Les explications aux difficultés traversées par l’Horeca sont à analyser autour de plusieurs axes.

-Tout d’abord, il est victime depuis quelques années d’une forte inflation des charges. Qu’elles soient réglementaires, fiscales ou sociales, ces contraintes pèsent lourdement sur la survie des établissements Horeca.

-Les campagnes de lutte et de sensibilisation contre le tabagisme ont également eu un impact négatif pour le secteur et ont engendré une diminution de la fréquentation des clients.

-L’arrivée de la caisse enregistreuse certifiée (“boite noire”) a contribué à fragiliser un grand nombre d’établissements.

-On assiste à une augmentation incessante des exigences en termes de sécurité et d’hygiène. Les normes, le coût des contrôles à charge de l’exploitant et les primes d’assurances sont devenus exorbitants. A titre d’exemples : accessibilité, déchets, évacuation des eaux usées, jours d’ouverture et de fermeture, toilettes, réglementation communale, engagement de personnel, commission paritaire de l’Industrie hôtelière, sécurité alimentaire, permis d’environnement, normes acoustiques, rémunération équitable,…

-La hausse du prix des matières premières affecte le secteur qui doit fonctionner avec des marges très réduites.
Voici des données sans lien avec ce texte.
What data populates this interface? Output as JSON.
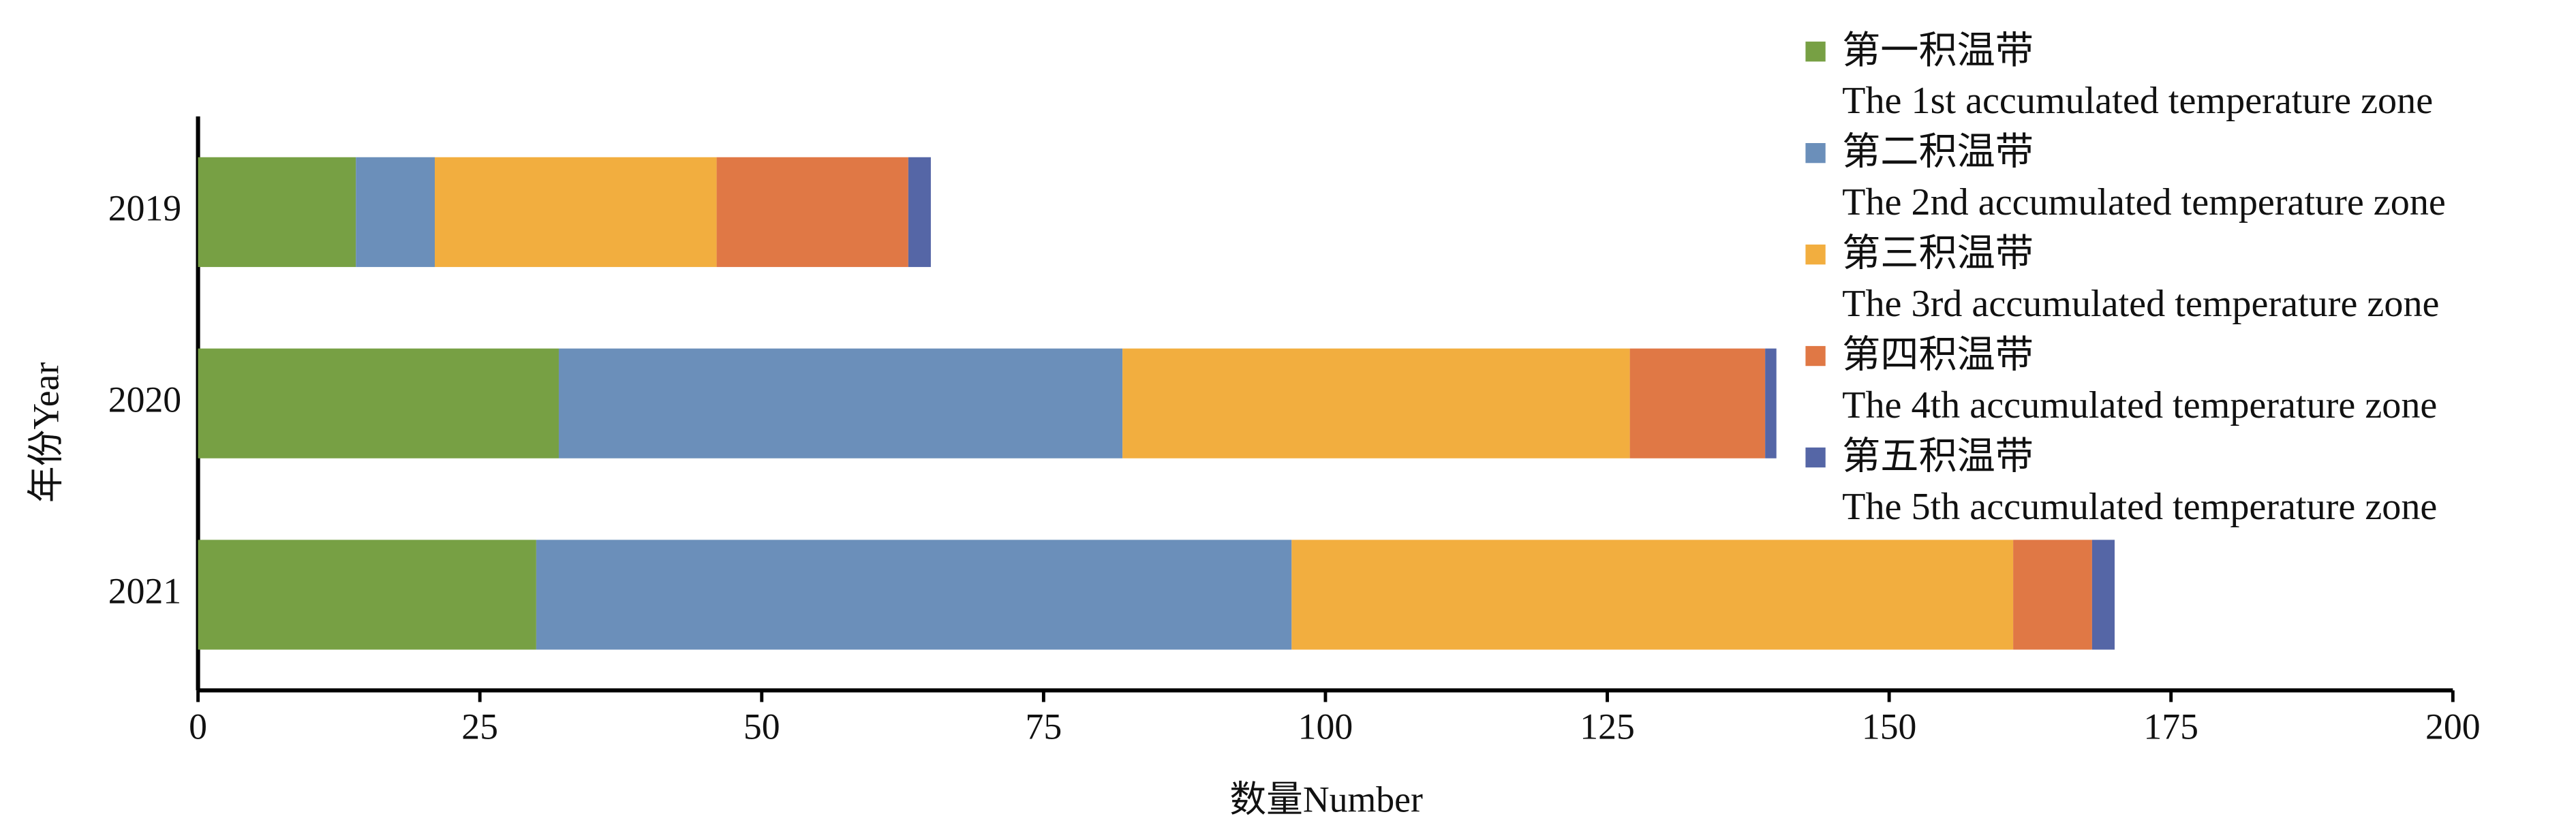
{
  "chart_data": {
    "type": "stacked-horizontal-bar",
    "y_label": "年份Year",
    "x_label": "数量Number",
    "categories": [
      "2019",
      "2020",
      "2021"
    ],
    "series": [
      {
        "name": "第一积温带\nThe 1st accumulated temperature zone",
        "color": "#77a044",
        "values": [
          14,
          32,
          30
        ]
      },
      {
        "name": "第二积温带\nThe 2nd accumulated temperature zone",
        "color": "#6b8fba",
        "values": [
          7,
          50,
          67
        ]
      },
      {
        "name": "第三积温带\nThe 3rd accumulated temperature zone",
        "color": "#f2ae3f",
        "values": [
          25,
          45,
          64
        ]
      },
      {
        "name": "第四积温带\nThe 4th accumulated temperature zone",
        "color": "#e07845",
        "values": [
          17,
          12,
          7
        ]
      },
      {
        "name": "第五积温带\nThe 5th accumulated temperature zone",
        "color": "#5566a6",
        "values": [
          2,
          1,
          2
        ]
      }
    ],
    "xlim": [
      0,
      200
    ],
    "xticks": [
      0,
      25,
      50,
      75,
      100,
      125,
      150,
      175,
      200
    ],
    "legend": "upper right"
  }
}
-Le faible niveau d’attractivité en termes d’emplois nuit au bon fonctionnement du secteur.

-Le secteur doit jongler avec trois taux de TVA différents, ce qui nuit à l’efficacité opérationnelle de nombreux établissements.

-Les consommateurs sont de plus en plus exigeants et de moins en moins fidèles, contribuant à une désaffection de nombreux établissements.
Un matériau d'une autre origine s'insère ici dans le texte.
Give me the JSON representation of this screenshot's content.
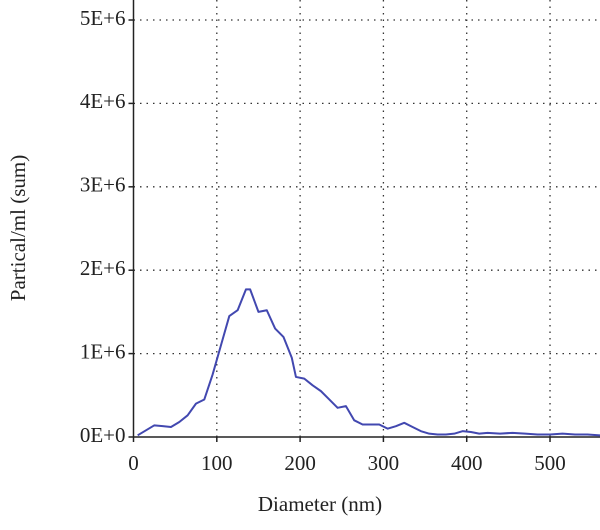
{
  "chart_data": {
    "type": "line",
    "x_label": "Diameter (nm)",
    "y_label": "Partical/ml (sum)",
    "x": [
      5,
      15,
      25,
      35,
      45,
      55,
      65,
      75,
      85,
      95,
      105,
      115,
      125,
      135,
      140,
      150,
      160,
      170,
      180,
      190,
      195,
      205,
      215,
      225,
      235,
      245,
      255,
      265,
      275,
      285,
      295,
      305,
      315,
      325,
      335,
      345,
      355,
      365,
      375,
      385,
      395,
      405,
      415,
      425,
      440,
      455,
      470,
      485,
      500,
      515,
      530,
      545,
      560
    ],
    "values": [
      20000,
      80000,
      140000,
      130000,
      120000,
      180000,
      260000,
      400000,
      450000,
      750000,
      1100000,
      1450000,
      1520000,
      1770000,
      1770000,
      1500000,
      1520000,
      1300000,
      1200000,
      950000,
      720000,
      700000,
      620000,
      550000,
      450000,
      350000,
      370000,
      200000,
      150000,
      150000,
      150000,
      100000,
      130000,
      170000,
      120000,
      70000,
      40000,
      30000,
      30000,
      40000,
      70000,
      60000,
      40000,
      50000,
      40000,
      50000,
      40000,
      30000,
      30000,
      40000,
      30000,
      30000,
      20000
    ],
    "color": "#4248b0",
    "xlim": [
      0,
      560
    ],
    "xticks": [
      0,
      100,
      200,
      300,
      400,
      500
    ],
    "ylim": [
      0,
      5240000
    ],
    "yticks": [
      {
        "value": 0,
        "label": "0E+0"
      },
      {
        "value": 1000000,
        "label": "1E+6"
      },
      {
        "value": 2000000,
        "label": "2E+6"
      },
      {
        "value": 3000000,
        "label": "3E+6"
      },
      {
        "value": 4000000,
        "label": "4E+6"
      },
      {
        "value": 5000000,
        "label": "5E+6"
      }
    ],
    "grid": true
  }
}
-Le secteur Horeca est caractérisé par une pénibilité accrue de la charge de travail, certains aspects du métier ayant un impact négatif sur la sécurité et la santé au travail :

  • les charges de travail élevées ;
  • les stations debout prolongées et les positions statiques ;
  • le contact avec des clients (parfois difficiles) ;
  • la proportion élevée de travail en soirée et le week-end, qui perturbe l’équilibre entre la vie professionnelle et la vie privée ;
  • le stress élevé ;
  • le travail répétitif ;
  • les contrôles sociaux et fiscaux à répétition ;
  • la mauvaise image véhiculée dans l’esprit du public …

-L’éclatement de la consommation hors repas, le retour au chez soi et la prolifération des cantines de travail finissent par faire déserter de nombreux établissements habitués auparavant à ce genre de consommation.

-L’augmentation du nombre de circuits alternatifs (boulangeries, épiceries, snacks, pittas, food trucks, etc.) avec proposition d’une offre financière très attractive disperse considérablement l’offre Horeca disponible.

 -Le développement et le boom du “bio”, l’encouragement de la production locale réorientent une partie de la consommation vers d’autres filières.

-Enfin, le développement d’une vraie offre des industriels sur des produits prêts à consommer avec des prix très compétitifs pour le consommateur nuisent au secteur Horeca.